Полная версия:
Шлак

Шлак
Глава первая
Машину тряхнуло, кто-то выругался:
– Эй, не дрова везёшь.
Я открыл глаза. Во рту сухость, руки скованы за спиной наручниками. Куда я… Где… Пахло прелой землёй и табачным дымом. Вдоль борта сидели люди. Лиц не видно, только берцы и обшарпанные приклады автоматов.
Машина… Скорее всего «шишига», лишь она может урчать, как довольный кот, переваливаясь на кочках бездорожья. С нечто подобным приходилось сталкиваться на срочной службе. Не лучшие воспоминания. Всё, что связывало меня с армией, хотелось забыть. Время, потраченное впустую.

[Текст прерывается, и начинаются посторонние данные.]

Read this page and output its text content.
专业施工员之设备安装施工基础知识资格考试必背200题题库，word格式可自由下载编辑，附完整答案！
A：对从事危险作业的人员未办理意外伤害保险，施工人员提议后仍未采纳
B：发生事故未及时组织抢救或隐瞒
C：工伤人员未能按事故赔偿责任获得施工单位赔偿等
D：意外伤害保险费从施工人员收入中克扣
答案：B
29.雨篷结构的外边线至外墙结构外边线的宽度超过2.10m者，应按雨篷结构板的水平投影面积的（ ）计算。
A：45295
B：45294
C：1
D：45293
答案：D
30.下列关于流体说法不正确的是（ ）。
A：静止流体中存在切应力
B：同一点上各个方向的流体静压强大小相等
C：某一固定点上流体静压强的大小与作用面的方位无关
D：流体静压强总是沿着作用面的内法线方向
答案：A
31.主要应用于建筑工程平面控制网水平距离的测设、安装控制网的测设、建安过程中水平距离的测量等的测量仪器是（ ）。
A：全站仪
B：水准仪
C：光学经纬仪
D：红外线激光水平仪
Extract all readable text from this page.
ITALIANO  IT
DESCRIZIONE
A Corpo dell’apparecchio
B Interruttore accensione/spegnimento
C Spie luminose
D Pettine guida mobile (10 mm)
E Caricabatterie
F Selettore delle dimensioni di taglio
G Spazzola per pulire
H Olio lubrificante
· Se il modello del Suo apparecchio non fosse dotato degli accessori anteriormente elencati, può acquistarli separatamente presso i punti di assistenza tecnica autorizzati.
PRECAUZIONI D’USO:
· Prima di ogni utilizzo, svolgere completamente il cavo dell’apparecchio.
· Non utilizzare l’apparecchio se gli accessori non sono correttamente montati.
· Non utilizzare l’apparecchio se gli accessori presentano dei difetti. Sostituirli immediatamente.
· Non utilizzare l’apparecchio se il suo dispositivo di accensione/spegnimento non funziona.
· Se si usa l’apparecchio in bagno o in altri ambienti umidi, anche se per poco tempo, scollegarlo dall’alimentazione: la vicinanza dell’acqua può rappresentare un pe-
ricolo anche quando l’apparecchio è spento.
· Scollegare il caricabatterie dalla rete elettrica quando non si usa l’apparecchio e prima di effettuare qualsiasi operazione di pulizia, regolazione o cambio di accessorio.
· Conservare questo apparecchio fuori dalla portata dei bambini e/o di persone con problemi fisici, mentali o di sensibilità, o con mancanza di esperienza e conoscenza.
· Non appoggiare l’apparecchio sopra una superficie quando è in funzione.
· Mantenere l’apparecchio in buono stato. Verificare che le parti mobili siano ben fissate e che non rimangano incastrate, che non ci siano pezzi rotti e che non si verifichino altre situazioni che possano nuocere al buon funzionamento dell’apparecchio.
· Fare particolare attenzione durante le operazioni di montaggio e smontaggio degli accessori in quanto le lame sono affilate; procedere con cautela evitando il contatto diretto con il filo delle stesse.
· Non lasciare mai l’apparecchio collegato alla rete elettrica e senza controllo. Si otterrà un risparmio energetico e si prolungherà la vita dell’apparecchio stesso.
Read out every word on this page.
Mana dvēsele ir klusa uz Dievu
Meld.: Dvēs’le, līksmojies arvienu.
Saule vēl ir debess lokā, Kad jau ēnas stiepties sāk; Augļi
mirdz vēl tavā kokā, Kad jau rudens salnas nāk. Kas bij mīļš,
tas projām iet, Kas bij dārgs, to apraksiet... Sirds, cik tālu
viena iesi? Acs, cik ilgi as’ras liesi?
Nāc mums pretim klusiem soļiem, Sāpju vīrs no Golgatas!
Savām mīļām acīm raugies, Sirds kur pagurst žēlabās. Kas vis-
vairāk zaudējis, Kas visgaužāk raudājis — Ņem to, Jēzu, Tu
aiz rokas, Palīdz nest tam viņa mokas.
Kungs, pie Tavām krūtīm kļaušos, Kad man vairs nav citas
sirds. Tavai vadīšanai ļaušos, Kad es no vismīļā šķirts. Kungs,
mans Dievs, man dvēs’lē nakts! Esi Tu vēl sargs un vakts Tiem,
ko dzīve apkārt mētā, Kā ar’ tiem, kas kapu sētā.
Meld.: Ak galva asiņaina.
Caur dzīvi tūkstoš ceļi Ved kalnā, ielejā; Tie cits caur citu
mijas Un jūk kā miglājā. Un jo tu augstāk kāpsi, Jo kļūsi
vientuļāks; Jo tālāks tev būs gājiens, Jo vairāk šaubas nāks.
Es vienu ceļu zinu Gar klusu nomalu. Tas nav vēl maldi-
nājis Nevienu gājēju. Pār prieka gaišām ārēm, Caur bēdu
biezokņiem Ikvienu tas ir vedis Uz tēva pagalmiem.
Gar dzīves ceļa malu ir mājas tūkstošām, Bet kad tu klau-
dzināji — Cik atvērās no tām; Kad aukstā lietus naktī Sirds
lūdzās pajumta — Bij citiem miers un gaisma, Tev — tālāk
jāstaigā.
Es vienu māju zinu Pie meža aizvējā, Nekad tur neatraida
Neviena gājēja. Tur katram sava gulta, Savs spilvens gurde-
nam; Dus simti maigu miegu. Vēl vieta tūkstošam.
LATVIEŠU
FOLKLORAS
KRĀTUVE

Я повернул голову. Перед глазами возникла рожа. Широкий лоб, узкие скулы, тонкие губы. Выражение глумливое, над правой бровью татуировка в виде скрипичного ключа.
– Ожил? Слышь, Колтун, а ты говорил, что до самой базы не очнётся.
Я попытался подняться, но тут же получил каблуком по голове.
– Лежи смирно.
Затылок заломило от саднящей боли. Но не это сейчас меня беспокоило. Плевать на боль. В душе нарастала тревога. Где жена и дочь? Последнее, что отпечаталось в памяти – крик Данары и пальчики Киры, вцепившиеся в мою брючину. Потом резкая боль. А перед этим…
По реке плыл человек. Он загребал одной рукой, вторая безжизненно трепыхалась вдоль тела, поднимаясь над поверхностью лишь когда пловец делал очередной гребок. Первой его заметила Данара.
– Женя, смотри! Кто-то плывёт.
Она выпрямилась, указывая на пловца. Полуденное солнце очертило силуэт, и я невольно залюбовался. Моя красавица жена… Семь лет брака и рождение дочери ничуть её не изменили: тонкая талия, ровные бёдра, точёный восточный профиль. Я в очередной раз позавидовал самому себе и перевёл взгляд на реку.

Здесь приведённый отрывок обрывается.